“The purpose of an energy bill is to have more energy at lower prices and cleaner energy. You can see what is happening in the US with the shale gas revolution, and the reduction in the use of coal and fuel oil: electricity prices have come down. I think that sets the precedent for the benefits of more energy, cleaner energy and more affordable energy, and it brings in investment from other parts of the world.”
Emilio Lozoya, CEO of Pemex, speaking to the Wall Street Journal. To watch the video, click here.
This week, the new CEO of Pemex, Emilio Lozoya, spoke to the Wall Street Journal about his vision for the future of Pemex and the Mexican energy sector. One of the more interesting parts of this conversation was regarding his views on the price of energy in Mexico.
Pemex has always had issues with its relationship to the state: the company operates at a loss (in 2011 this was a $6.5 billion loss) because of its enormous tax burden, which accounts for between a quarter and a third of the country’s Federal budget each year.
When Pemex was created, its mandate was to provide Mexico with oil and gas at the lowest possible prices: it was tasked with managing domestic demand for petroleum products only. However, in the 1970s, during some of the best times Pemex had ever seen, the mandate of the company started to change, and in 1974, when the company doubled its prices at Mexican pumps, it became clear that the vision for the NOC had shifted – no longer was it about providing the Mexican people with cheap petroleum, but rather about creating a vehicle that could drive the country’s economic growth.

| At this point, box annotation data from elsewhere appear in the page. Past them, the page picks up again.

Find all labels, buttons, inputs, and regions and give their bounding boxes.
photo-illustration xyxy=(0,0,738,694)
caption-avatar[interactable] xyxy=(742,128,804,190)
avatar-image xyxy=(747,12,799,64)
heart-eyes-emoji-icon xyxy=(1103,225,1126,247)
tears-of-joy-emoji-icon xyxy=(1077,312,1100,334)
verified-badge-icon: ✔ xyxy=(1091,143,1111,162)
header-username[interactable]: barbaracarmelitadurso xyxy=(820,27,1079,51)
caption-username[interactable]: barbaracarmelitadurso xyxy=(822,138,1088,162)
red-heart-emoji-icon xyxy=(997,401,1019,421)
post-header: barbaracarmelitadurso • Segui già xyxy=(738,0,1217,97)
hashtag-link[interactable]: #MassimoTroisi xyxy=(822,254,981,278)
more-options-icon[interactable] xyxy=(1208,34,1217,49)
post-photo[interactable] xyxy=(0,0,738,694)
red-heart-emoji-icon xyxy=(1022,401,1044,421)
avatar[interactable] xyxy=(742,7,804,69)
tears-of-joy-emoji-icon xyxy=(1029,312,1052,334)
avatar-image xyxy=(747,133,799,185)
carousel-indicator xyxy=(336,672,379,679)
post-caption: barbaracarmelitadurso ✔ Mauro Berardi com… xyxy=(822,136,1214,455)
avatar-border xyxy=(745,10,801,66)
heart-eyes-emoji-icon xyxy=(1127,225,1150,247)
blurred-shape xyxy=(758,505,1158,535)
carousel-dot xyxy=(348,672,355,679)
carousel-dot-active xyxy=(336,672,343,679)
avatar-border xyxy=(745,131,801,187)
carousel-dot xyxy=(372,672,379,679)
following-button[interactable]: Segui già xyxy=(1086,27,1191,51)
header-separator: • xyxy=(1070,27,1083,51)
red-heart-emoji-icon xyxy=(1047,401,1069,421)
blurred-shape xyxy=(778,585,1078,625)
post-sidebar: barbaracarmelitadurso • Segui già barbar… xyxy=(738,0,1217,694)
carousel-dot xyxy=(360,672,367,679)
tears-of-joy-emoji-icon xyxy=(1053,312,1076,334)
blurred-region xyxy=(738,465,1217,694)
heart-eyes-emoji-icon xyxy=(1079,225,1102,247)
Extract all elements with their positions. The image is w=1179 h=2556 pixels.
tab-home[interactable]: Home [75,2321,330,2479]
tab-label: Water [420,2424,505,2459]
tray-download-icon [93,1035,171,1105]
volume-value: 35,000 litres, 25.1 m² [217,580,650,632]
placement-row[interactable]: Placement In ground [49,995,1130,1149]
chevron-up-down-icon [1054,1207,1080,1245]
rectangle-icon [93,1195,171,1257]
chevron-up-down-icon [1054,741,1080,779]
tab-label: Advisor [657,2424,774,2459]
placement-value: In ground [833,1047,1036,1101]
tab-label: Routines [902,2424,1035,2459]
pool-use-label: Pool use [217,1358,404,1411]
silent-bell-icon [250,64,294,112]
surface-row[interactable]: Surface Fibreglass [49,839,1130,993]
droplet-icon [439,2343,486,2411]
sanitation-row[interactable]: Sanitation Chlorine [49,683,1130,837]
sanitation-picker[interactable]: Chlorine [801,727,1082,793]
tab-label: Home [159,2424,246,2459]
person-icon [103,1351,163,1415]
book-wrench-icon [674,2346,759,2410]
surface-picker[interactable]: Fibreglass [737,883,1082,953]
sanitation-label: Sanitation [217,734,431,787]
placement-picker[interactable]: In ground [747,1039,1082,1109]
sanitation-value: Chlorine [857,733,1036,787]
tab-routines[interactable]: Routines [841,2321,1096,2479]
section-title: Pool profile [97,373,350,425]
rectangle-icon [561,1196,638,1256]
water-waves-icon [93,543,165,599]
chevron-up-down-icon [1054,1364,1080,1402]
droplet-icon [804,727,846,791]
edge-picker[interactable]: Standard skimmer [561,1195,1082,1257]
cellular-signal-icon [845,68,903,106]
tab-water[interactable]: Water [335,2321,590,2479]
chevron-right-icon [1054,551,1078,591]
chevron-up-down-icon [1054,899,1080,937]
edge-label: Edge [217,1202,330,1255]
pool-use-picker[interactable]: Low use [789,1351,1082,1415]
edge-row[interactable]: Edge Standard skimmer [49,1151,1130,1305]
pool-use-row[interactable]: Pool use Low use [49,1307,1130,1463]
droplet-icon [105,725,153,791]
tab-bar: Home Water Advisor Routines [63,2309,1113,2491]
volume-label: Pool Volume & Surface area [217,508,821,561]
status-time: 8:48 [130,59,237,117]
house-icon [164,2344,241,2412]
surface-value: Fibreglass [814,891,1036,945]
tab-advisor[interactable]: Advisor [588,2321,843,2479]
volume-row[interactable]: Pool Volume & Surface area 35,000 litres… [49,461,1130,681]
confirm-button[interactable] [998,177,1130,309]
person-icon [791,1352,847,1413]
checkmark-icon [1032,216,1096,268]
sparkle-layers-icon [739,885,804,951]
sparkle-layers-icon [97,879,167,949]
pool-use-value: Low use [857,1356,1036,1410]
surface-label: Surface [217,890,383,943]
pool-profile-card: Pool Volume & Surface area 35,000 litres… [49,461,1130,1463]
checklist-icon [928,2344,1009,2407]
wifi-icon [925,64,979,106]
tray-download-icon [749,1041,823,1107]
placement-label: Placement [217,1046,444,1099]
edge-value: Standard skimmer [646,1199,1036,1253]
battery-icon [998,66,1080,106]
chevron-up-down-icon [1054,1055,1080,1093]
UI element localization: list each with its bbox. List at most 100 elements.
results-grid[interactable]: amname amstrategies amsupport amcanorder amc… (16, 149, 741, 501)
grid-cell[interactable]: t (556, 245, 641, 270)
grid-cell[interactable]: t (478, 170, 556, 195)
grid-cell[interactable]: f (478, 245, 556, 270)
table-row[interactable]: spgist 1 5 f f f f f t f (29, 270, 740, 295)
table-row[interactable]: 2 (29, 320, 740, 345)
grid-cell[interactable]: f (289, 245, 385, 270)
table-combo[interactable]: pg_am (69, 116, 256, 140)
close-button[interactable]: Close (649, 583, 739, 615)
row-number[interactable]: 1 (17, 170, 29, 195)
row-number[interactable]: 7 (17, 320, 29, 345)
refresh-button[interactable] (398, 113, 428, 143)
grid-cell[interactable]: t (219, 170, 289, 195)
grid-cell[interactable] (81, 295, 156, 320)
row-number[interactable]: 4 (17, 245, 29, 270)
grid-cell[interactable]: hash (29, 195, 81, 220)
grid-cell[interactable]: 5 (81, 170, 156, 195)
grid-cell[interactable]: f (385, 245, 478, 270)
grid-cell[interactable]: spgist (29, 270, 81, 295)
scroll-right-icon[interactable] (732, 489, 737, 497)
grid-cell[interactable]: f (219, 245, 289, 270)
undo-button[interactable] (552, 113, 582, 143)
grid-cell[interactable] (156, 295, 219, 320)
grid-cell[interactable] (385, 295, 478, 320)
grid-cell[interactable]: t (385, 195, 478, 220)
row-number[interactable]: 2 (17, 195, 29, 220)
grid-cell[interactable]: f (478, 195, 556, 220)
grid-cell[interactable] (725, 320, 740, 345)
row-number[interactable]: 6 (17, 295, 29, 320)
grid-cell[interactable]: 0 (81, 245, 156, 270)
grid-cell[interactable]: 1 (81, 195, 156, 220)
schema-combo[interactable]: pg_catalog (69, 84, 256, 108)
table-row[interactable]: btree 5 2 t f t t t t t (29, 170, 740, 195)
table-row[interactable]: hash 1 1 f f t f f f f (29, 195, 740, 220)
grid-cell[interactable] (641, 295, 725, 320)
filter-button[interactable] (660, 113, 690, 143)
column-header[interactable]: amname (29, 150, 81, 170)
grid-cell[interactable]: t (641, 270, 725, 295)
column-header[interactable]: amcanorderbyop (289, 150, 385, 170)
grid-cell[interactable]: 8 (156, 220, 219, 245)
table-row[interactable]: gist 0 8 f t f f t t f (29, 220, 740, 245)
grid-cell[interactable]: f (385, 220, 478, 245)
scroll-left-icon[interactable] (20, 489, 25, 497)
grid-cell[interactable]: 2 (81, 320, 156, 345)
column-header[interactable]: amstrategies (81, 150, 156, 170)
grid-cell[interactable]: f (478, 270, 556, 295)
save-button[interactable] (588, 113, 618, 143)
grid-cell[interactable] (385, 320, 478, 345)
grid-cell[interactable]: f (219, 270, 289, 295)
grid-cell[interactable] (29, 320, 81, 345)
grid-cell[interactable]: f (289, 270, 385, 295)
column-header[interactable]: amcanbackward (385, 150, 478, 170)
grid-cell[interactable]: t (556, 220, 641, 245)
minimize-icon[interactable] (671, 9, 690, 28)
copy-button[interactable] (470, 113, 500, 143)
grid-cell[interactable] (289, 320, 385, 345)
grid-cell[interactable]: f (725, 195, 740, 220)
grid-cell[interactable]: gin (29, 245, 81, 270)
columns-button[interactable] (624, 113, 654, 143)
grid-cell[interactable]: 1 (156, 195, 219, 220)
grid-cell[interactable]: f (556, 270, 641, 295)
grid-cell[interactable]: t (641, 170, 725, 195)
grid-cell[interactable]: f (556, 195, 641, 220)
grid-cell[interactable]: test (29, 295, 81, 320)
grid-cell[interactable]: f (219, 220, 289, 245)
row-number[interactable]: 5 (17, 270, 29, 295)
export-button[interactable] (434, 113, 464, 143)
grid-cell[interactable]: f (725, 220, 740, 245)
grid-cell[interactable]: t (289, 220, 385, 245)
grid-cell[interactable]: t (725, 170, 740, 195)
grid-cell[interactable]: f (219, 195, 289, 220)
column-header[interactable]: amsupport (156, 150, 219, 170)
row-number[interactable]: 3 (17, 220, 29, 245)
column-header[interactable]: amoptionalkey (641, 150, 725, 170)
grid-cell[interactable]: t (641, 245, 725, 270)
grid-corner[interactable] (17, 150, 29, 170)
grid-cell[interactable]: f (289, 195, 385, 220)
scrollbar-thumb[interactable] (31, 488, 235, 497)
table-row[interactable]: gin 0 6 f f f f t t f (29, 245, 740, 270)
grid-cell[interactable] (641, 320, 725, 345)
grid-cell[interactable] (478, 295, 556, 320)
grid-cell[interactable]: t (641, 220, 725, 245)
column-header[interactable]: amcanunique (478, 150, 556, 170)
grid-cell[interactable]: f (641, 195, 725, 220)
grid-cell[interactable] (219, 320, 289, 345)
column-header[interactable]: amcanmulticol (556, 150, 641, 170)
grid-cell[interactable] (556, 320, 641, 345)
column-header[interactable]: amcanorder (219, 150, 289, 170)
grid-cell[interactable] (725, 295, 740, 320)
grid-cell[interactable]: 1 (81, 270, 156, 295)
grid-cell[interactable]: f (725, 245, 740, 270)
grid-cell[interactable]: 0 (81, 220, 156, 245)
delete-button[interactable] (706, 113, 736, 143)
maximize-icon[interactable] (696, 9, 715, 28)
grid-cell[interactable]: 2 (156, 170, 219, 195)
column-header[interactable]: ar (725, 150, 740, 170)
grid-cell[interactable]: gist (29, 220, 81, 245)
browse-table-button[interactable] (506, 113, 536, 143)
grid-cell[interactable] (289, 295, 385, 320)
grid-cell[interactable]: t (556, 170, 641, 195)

The latest rhetoric from all sides seems to be that the future of Mexico is cheaper power for all. This was clear in the interview with Lozoya, who spoke at length about the need to increase gas production – a move that will be good for Mexico (that has the potential to eventually export gas production from its shale gas reserves near the US border), but not a wise move from the perspective of an oil company looking to maximize its profits: every dollar spent on gas production could be spent on oil production, and with prices at $3.15 for a million BTUs of gas versus $109.06 per barrel of oil, and it becomes clear where Pemex should be focusing its investments from the point of view of pure profit.
Last week, when Mexico Oil & Gas Review interviewed Senator David Penchyna Grub, President of the Senate Energy Commission, he was also keen to discuss this vision of the future, saying that “we also have a new paradigm in the energy landscape, which is shale gas. If Mexico doesn’t understand the opportunity it has in shale gas to achieve energy independence in natural gas, it will have lost a historic chance to capitalize its geographic convenient location and the abundance of energy resources coming from it.” He then went on to talk about his vision of a meaningful energy reform, which “would impact the power generation industry, and that would impact gas and the costs of alternative energy. The objective is to make the whole sector a competitive one. Mexico has always tried to build an energy reform based only in Pemex, and that’s why we have failed.”
Whether or not it is sensible to be talking about lowering the cost of power, one thing is for certain: if the government wants to build popular consensus around an energy reform, this is one of the best ways to do it. However, talk of moving Pemex away from the idea that its prime directive must be to maximise profit is potentially dangerous. Although the thought of making an annual profit must be a fairly alien concept to Pemex management, if the company abandons all intentions of being run as a business, and just becomes an instrument to drive public policy, then the problems that face the NOC such as its deepwater exploration and annual production challenges will likely never be solved. Additionally, if the country cannot move away from its reliance on Pemex’s profits to fill up the Federal coffers, then the move may be even more misguided.